Government monopoly services can only be perpetually underfunded. That is the nature of a market service divorced from public pricing and consumer choice. I recommend reading about public choice theory. Additionally, the biggest driving force in our boom/bust economic cycle is central bank money supply inflation through money creation and credit expansion. These actions enrich the politically-connected through the Cantillon effect while sending false signals into the market resulting in entrepreneurial malinvestment as described by the Austrian Business Cycle Theory.
It's impossible to tax society into prosperity. It's impossible to provide quality goods and services through beauraucracy. The escalating economic turmoil we have experienced for the past quarter-century is a direct consequence of governmental intervention, and I recommend reading or listening to The Pretense of Knowledge by Friedrich A. Hayek, because his warning when he received his Nobel prize in economics is still relevant today.
I'm not sold on neoliberalism.... pretty much every developed country has a social democratic third way style system, seems to work pretty well for most people. I'd also much rather live with national health rather than a US insurance based system.
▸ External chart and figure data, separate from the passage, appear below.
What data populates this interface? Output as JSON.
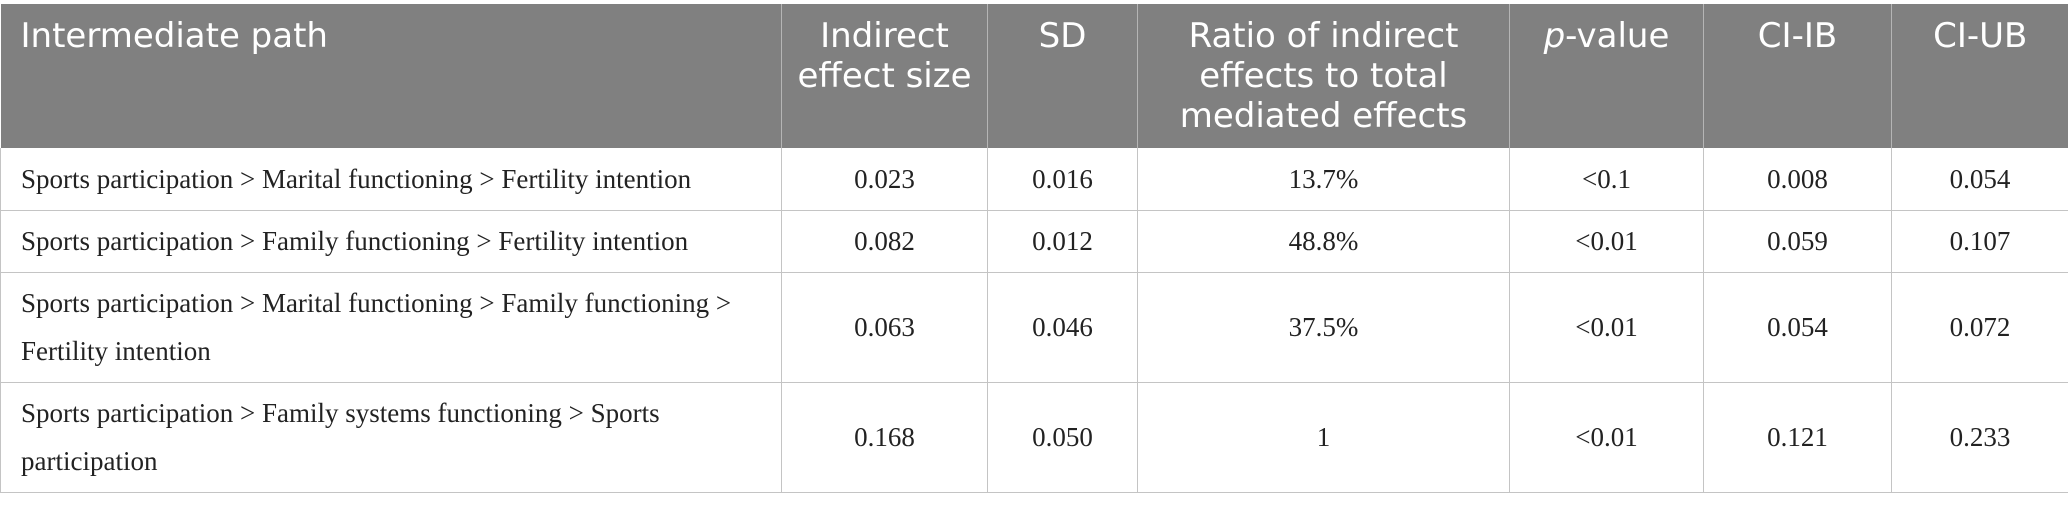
{
  "table": {
    "headers": [
      {
        "pre": "",
        "ital": "",
        "post": "Intermediate path"
      },
      {
        "pre": "",
        "ital": "",
        "post": "Indirect effect size"
      },
      {
        "pre": "",
        "ital": "",
        "post": "SD"
      },
      {
        "pre": "",
        "ital": "",
        "post": "Ratio of indirect effects to total mediated effects"
      },
      {
        "pre": "",
        "ital": "p",
        "post": "-value"
      },
      {
        "pre": "",
        "ital": "",
        "post": "CI-IB"
      },
      {
        "pre": "",
        "ital": "",
        "post": "CI-UB"
      }
    ],
    "rows": [
      [
        "Sports participation > Marital functioning > Fertility intention",
        "0.023",
        "0.016",
        "13.7%",
        "<0.1",
        "0.008",
        "0.054"
      ],
      [
        "Sports participation > Family functioning > Fertility intention",
        "0.082",
        "0.012",
        "48.8%",
        "<0.01",
        "0.059",
        "0.107"
      ],
      [
        "Sports participation > Marital functioning > Family functioning > Fertility intention",
        "0.063",
        "0.046",
        "37.5%",
        "<0.01",
        "0.054",
        "0.072"
      ],
      [
        "Sports participation > Family systems functioning > Sports participation",
        "0.168",
        "0.050",
        "1",
        "<0.01",
        "0.121",
        "0.233"
      ]
    ]
  },
  "colors": {
    "header_bg": "#808080",
    "header_text": "#ffffff",
    "border": "#c4c4c4",
    "body_text": "#222222"
  }
}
I think there's a balance to be struck.
People talk and wrote as if the IS insurance cartel system is a product of "the free market." Far from it. What we have here is the result of a century of medical lobbying for special government provileges, tax codes, and political intervention.
Governments need to appear legitimate to gain at least grudging acceptance from the public, and services like education and healthcare can easily be made to appear like essential government programs. However, the result is always mediocre at best, and often completely broken. Canadians are often medical tourists to border states because American expense is preferable to long waits. further, if people pay in cash, the prices are far less than the ones we see from the insurance industry stories.
There is even a small but growing trend of clinics offering services with open prices and internal pharmacists using very small markups showing how much more affordable medicine and surgery can be without the insurance cartels. It's not theory, it's demonstrable even now in the US.